Books and Publications
Amen's first book, Change Your Brain, Change Your Life, was published in 1999 and unexpectedly reached The New York Times best seller list after selling tens of thousands of copies in the first year. In his book Making a Good Brain Great, he provided his analysis and recommendations for brain improvement purported to enhance a person's overall happiness and ability.
Healing the Hardware of the Soul, written by Amen in 2008, was reviewed in the American Journal of Psychiatry by Andrew Leuchter. Leuchter said, "Dr. Amen makes a good case for the use of brain imaging to explain and medicalize mental disorders."
In 2013, Amen co-authored with pastor Rick Warren The Daniel Plan: 40 Days to a Healthier Life, on "how to lead a healthy life". Amen was one of the people-others included Mark Hyman and Mehmet Oz-that Warren recruited to help devise the program.

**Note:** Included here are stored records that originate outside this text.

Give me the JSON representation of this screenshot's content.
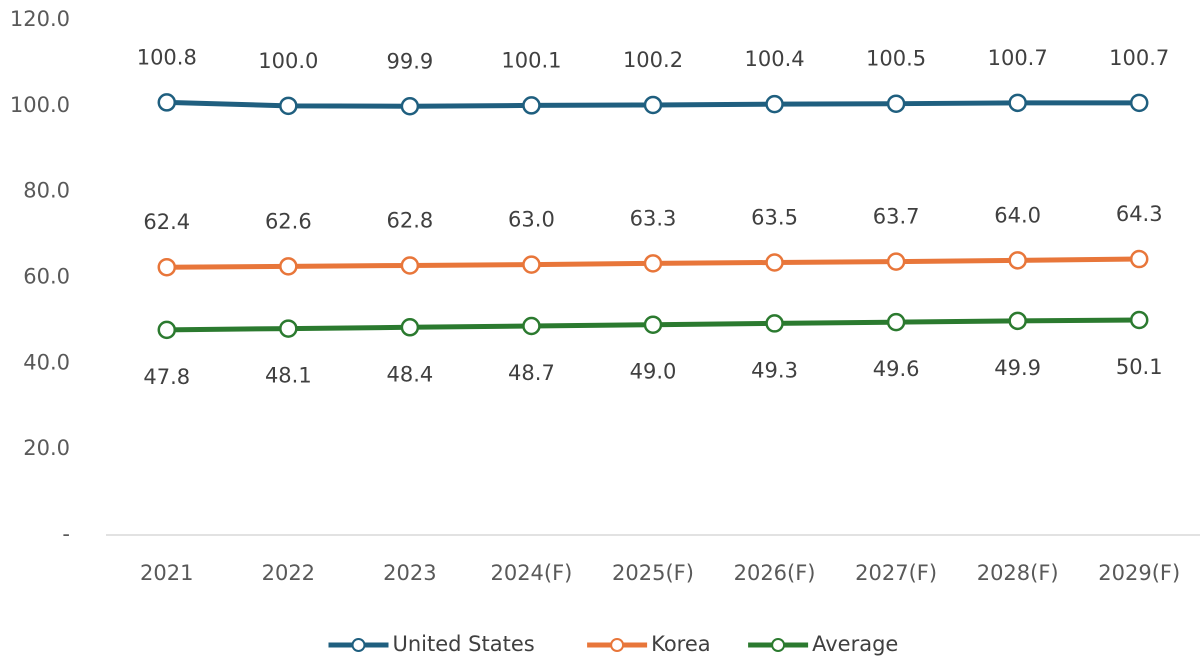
{
  "chart_data": {
    "type": "line",
    "categories": [
      "2021",
      "2022",
      "2023",
      "2024(F)",
      "2025(F)",
      "2026(F)",
      "2027(F)",
      "2028(F)",
      "2029(F)"
    ],
    "series": [
      {
        "name": "United States",
        "color": "#1f5f7f",
        "values": [
          100.8,
          100.0,
          99.9,
          100.1,
          100.2,
          100.4,
          100.5,
          100.7,
          100.7
        ],
        "value_labels": [
          "100.8",
          "100.0",
          "99.9",
          "100.1",
          "100.2",
          "100.4",
          "100.5",
          "100.7",
          "100.7"
        ]
      },
      {
        "name": "Korea",
        "color": "#e8763a",
        "values": [
          62.4,
          62.6,
          62.8,
          63.0,
          63.3,
          63.5,
          63.7,
          64.0,
          64.3
        ],
        "value_labels": [
          "62.4",
          "62.6",
          "62.8",
          "63.0",
          "63.3",
          "63.5",
          "63.7",
          "64.0",
          "64.3"
        ]
      },
      {
        "name": "Average",
        "color": "#2b7a2f",
        "values": [
          47.8,
          48.1,
          48.4,
          48.7,
          49.0,
          49.3,
          49.6,
          49.9,
          50.1
        ],
        "value_labels": [
          "47.8",
          "48.1",
          "48.4",
          "48.7",
          "49.0",
          "49.3",
          "49.6",
          "49.9",
          "50.1"
        ]
      }
    ],
    "ylim": [
      0,
      120
    ],
    "yticks": [
      {
        "value": 0,
        "label": "-"
      },
      {
        "value": 20,
        "label": "20.0"
      },
      {
        "value": 40,
        "label": "40.0"
      },
      {
        "value": 60,
        "label": "60.0"
      },
      {
        "value": 80,
        "label": "80.0"
      },
      {
        "value": 100,
        "label": "100.0"
      },
      {
        "value": 120,
        "label": "120.0"
      }
    ],
    "grid": false,
    "legend": "bottom"
  }
}
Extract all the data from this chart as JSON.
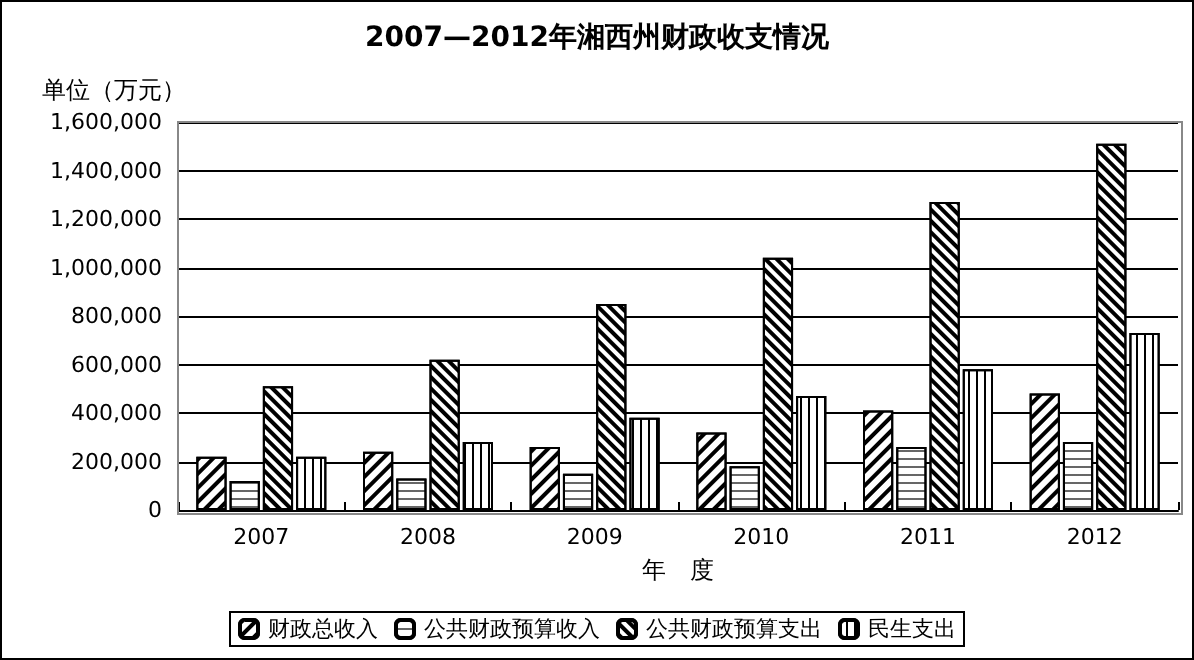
{
  "chart_data": {
    "type": "bar",
    "title": "2007—2012年湘西州财政收支情况",
    "ylabel": "单位（万元）",
    "xlabel": "年　度",
    "categories": [
      "2007",
      "2008",
      "2009",
      "2010",
      "2011",
      "2012"
    ],
    "series": [
      {
        "name": "财政总收入",
        "color": "#ffffff",
        "values": [
          220000,
          240000,
          260000,
          320000,
          410000,
          480000
        ]
      },
      {
        "name": "公共财政预算收入",
        "color": "#ffffff",
        "values": [
          120000,
          130000,
          150000,
          180000,
          260000,
          280000
        ]
      },
      {
        "name": "公共财政预算支出",
        "color": "#ffffff",
        "values": [
          510000,
          620000,
          850000,
          1040000,
          1270000,
          1510000
        ]
      },
      {
        "name": "民生支出",
        "color": "#ffffff",
        "values": [
          220000,
          280000,
          380000,
          470000,
          580000,
          730000
        ]
      }
    ],
    "ylim": [
      0,
      1600000
    ],
    "yticks": [
      0,
      {
        "value": 200000,
        "label": "200,000"
      },
      {
        "value": 400000,
        "label": "400,000"
      },
      {
        "value": 600000,
        "label": "600,000"
      },
      {
        "value": 800000,
        "label": "800,000"
      },
      {
        "value": 1000000,
        "label": "1,000,000"
      },
      {
        "value": 1200000,
        "label": "1,200,000"
      },
      {
        "value": 1400000,
        "label": "1,400,000"
      },
      {
        "value": 1600000,
        "label": "1,600,000"
      }
    ],
    "grid": "y",
    "legend": "bottom"
  }
}
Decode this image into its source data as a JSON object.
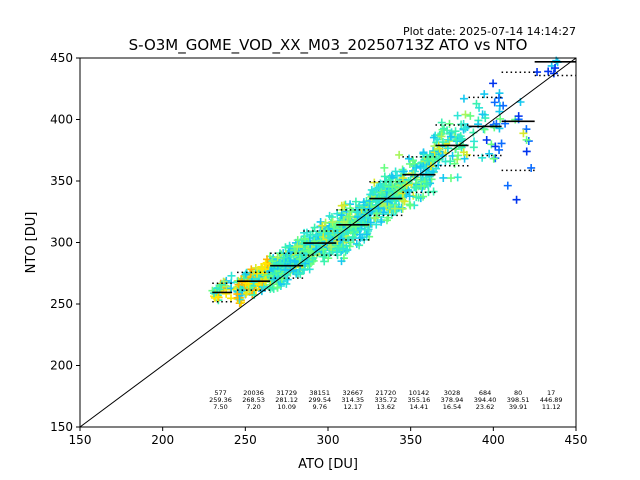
{
  "chart_data": {
    "type": "scatter",
    "title": "S-O3M_GOME_VOD_XX_M03_20250713Z ATO vs NTO",
    "plot_date": "Plot date: 2025-07-14 14:14:27",
    "xlabel": "ATO [DU]",
    "ylabel": "NTO [DU]",
    "xlim": [
      150,
      450
    ],
    "ylim": [
      150,
      450
    ],
    "xticks": [
      "150",
      "200",
      "250",
      "300",
      "350",
      "400",
      "450"
    ],
    "yticks": [
      "150",
      "200",
      "250",
      "300",
      "350",
      "400",
      "450"
    ],
    "grid": false,
    "reference_line": {
      "x": [
        150,
        450
      ],
      "y": [
        150,
        450
      ],
      "color": "#000000"
    },
    "marker": "+",
    "scatter_colors": [
      "#0033ee",
      "#0a6cff",
      "#16c8f0",
      "#2ee6d6",
      "#3af2b0",
      "#66ff80",
      "#a8f55a",
      "#d8ea2a",
      "#ffe800",
      "#ffb400"
    ],
    "bins": [
      {
        "count": "577",
        "mean": "259.36",
        "std": "7.50",
        "x_center": 235,
        "x_range": [
          230,
          242
        ]
      },
      {
        "count": "20036",
        "mean": "268.53",
        "std": "7.20",
        "x_center": 255,
        "x_range": [
          245,
          265
        ]
      },
      {
        "count": "31729",
        "mean": "281.12",
        "std": "10.09",
        "x_center": 275,
        "x_range": [
          265,
          285
        ]
      },
      {
        "count": "38151",
        "mean": "299.54",
        "std": "9.76",
        "x_center": 295,
        "x_range": [
          285,
          305
        ]
      },
      {
        "count": "32667",
        "mean": "314.35",
        "std": "12.17",
        "x_center": 315,
        "x_range": [
          305,
          325
        ]
      },
      {
        "count": "21720",
        "mean": "335.72",
        "std": "13.62",
        "x_center": 335,
        "x_range": [
          325,
          345
        ]
      },
      {
        "count": "10142",
        "mean": "355.16",
        "std": "14.41",
        "x_center": 355,
        "x_range": [
          345,
          365
        ]
      },
      {
        "count": "3028",
        "mean": "378.94",
        "std": "16.54",
        "x_center": 375,
        "x_range": [
          365,
          385
        ]
      },
      {
        "count": "684",
        "mean": "394.40",
        "std": "23.62",
        "x_center": 395,
        "x_range": [
          385,
          405
        ]
      },
      {
        "count": "80",
        "mean": "398.51",
        "std": "39.91",
        "x_center": 415,
        "x_range": [
          405,
          425
        ]
      },
      {
        "count": "17",
        "mean": "446.89",
        "std": "11.12",
        "x_center": 435,
        "x_range": [
          425,
          450
        ]
      }
    ]
  }
}
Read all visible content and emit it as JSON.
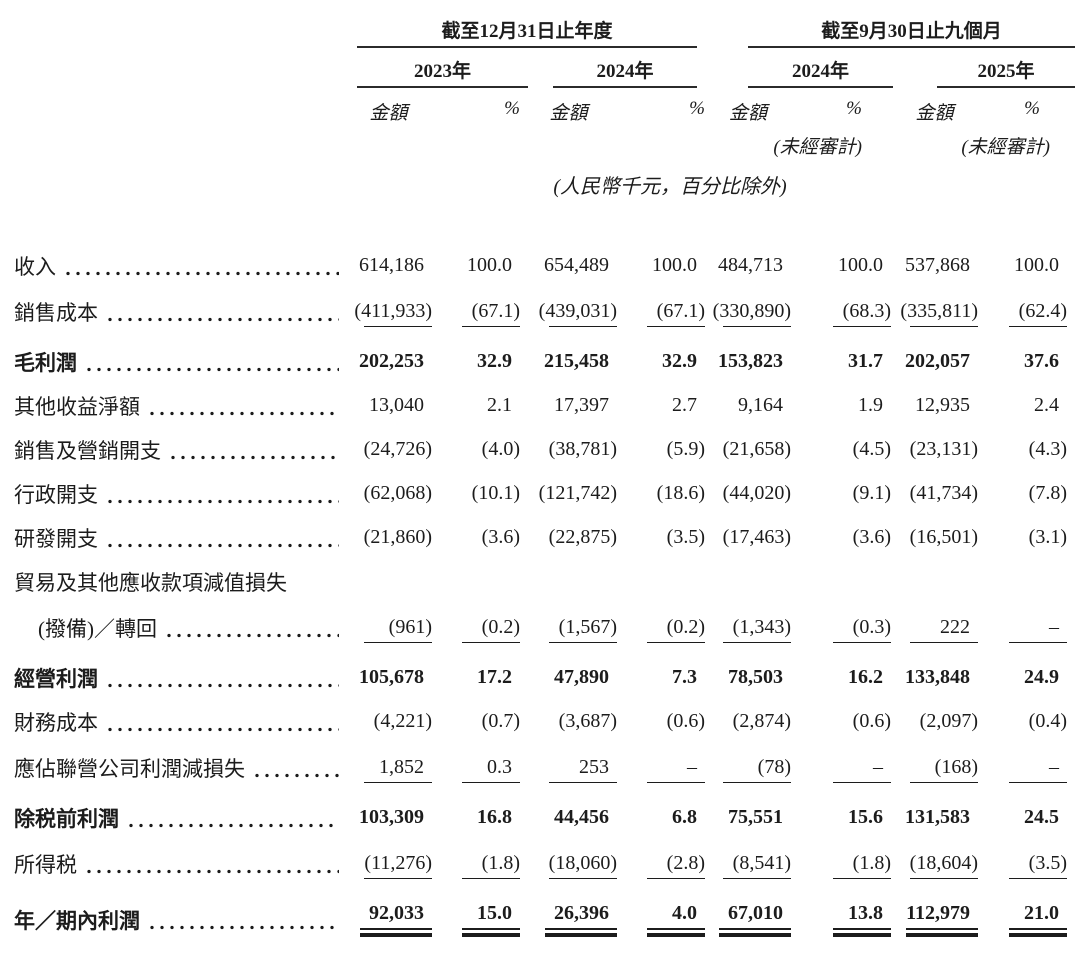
{
  "header": {
    "groups": [
      {
        "title": "截至12月31日止年度",
        "years": [
          "2023年",
          "2024年"
        ]
      },
      {
        "title": "截至9月30日止九個月",
        "years": [
          "2024年",
          "2025年"
        ],
        "unaudited": "(未經審計)"
      }
    ],
    "amount_label": "金額",
    "percent_label": "%",
    "unit_note": "(人民幣千元，百分比除外)"
  },
  "rows": [
    {
      "label": "收入",
      "dots": true,
      "bold": false,
      "indent": false,
      "underline": "none",
      "values": [
        "614,186",
        "100.0",
        "654,489",
        "100.0",
        "484,713",
        "100.0",
        "537,868",
        "100.0"
      ]
    },
    {
      "label": "銷售成本",
      "dots": true,
      "bold": false,
      "indent": false,
      "underline": "single",
      "values": [
        "(411,933)",
        "(67.1)",
        "(439,031)",
        "(67.1)",
        "(330,890)",
        "(68.3)",
        "(335,811)",
        "(62.4)"
      ]
    },
    {
      "label": "毛利潤",
      "dots": true,
      "bold": true,
      "indent": false,
      "underline": "none",
      "values": [
        "202,253",
        "32.9",
        "215,458",
        "32.9",
        "153,823",
        "31.7",
        "202,057",
        "37.6"
      ]
    },
    {
      "label": "其他收益淨額",
      "dots": true,
      "bold": false,
      "indent": false,
      "underline": "none",
      "values": [
        "13,040",
        "2.1",
        "17,397",
        "2.7",
        "9,164",
        "1.9",
        "12,935",
        "2.4"
      ]
    },
    {
      "label": "銷售及營銷開支",
      "dots": true,
      "bold": false,
      "indent": false,
      "underline": "none",
      "values": [
        "(24,726)",
        "(4.0)",
        "(38,781)",
        "(5.9)",
        "(21,658)",
        "(4.5)",
        "(23,131)",
        "(4.3)"
      ]
    },
    {
      "label": "行政開支",
      "dots": true,
      "bold": false,
      "indent": false,
      "underline": "none",
      "values": [
        "(62,068)",
        "(10.1)",
        "(121,742)",
        "(18.6)",
        "(44,020)",
        "(9.1)",
        "(41,734)",
        "(7.8)"
      ]
    },
    {
      "label": "研發開支",
      "dots": true,
      "bold": false,
      "indent": false,
      "underline": "none",
      "values": [
        "(21,860)",
        "(3.6)",
        "(22,875)",
        "(3.5)",
        "(17,463)",
        "(3.6)",
        "(16,501)",
        "(3.1)"
      ]
    },
    {
      "label": "貿易及其他應收款項減值損失",
      "dots": false,
      "bold": false,
      "indent": false,
      "underline": "none",
      "values": null
    },
    {
      "label": "(撥備)／轉回",
      "dots": true,
      "bold": false,
      "indent": true,
      "underline": "single",
      "values": [
        "(961)",
        "(0.2)",
        "(1,567)",
        "(0.2)",
        "(1,343)",
        "(0.3)",
        "222",
        "–"
      ]
    },
    {
      "label": "經營利潤",
      "dots": true,
      "bold": true,
      "indent": false,
      "underline": "none",
      "values": [
        "105,678",
        "17.2",
        "47,890",
        "7.3",
        "78,503",
        "16.2",
        "133,848",
        "24.9"
      ]
    },
    {
      "label": "財務成本",
      "dots": true,
      "bold": false,
      "indent": false,
      "underline": "none",
      "values": [
        "(4,221)",
        "(0.7)",
        "(3,687)",
        "(0.6)",
        "(2,874)",
        "(0.6)",
        "(2,097)",
        "(0.4)"
      ]
    },
    {
      "label": "應佔聯營公司利潤減損失",
      "dots": true,
      "bold": false,
      "indent": false,
      "underline": "single",
      "values": [
        "1,852",
        "0.3",
        "253",
        "–",
        "(78)",
        "–",
        "(168)",
        "–"
      ]
    },
    {
      "label": "除税前利潤",
      "dots": true,
      "bold": true,
      "indent": false,
      "underline": "none",
      "values": [
        "103,309",
        "16.8",
        "44,456",
        "6.8",
        "75,551",
        "15.6",
        "131,583",
        "24.5"
      ]
    },
    {
      "label": "所得税",
      "dots": true,
      "bold": false,
      "indent": false,
      "underline": "single",
      "values": [
        "(11,276)",
        "(1.8)",
        "(18,060)",
        "(2.8)",
        "(8,541)",
        "(1.8)",
        "(18,604)",
        "(3.5)"
      ]
    },
    {
      "label": "年／期內利潤",
      "dots": true,
      "bold": true,
      "indent": false,
      "underline": "double",
      "values": [
        "92,033",
        "15.0",
        "26,396",
        "4.0",
        "67,010",
        "13.8",
        "112,979",
        "21.0"
      ]
    }
  ]
}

Warren encouraged adoption of the plan by all member churches in his network of Saddleback churches. According to Janice Norris, "The Daniel Plan is…more than a diet.
In 2017, Amen and his wife, Tana, published The Brain Warrior's Way: Ignite Your Energy and Focus, Attack Illness and Aging, Transform Pain into Purpose, which Harriet Hall reviewed; she wrote: "Much of the advice in this book is mainstream medical advice, and there are helpful practical hints like putting your food on a smaller plate and not shopping for food when you are hungry.
Media Appearances and Criticism
Amen has produced television programs about his theories. Another, "Magnificent Mind at Any Age with Dr. Daniel Amen", was aired before January 1, 2009.
In 2012, The Washington Post Magazine ran a cover story titled "Daniel Amen is the most popular psychiatrist in America. To most researchers and scientists, that's a very bad thing".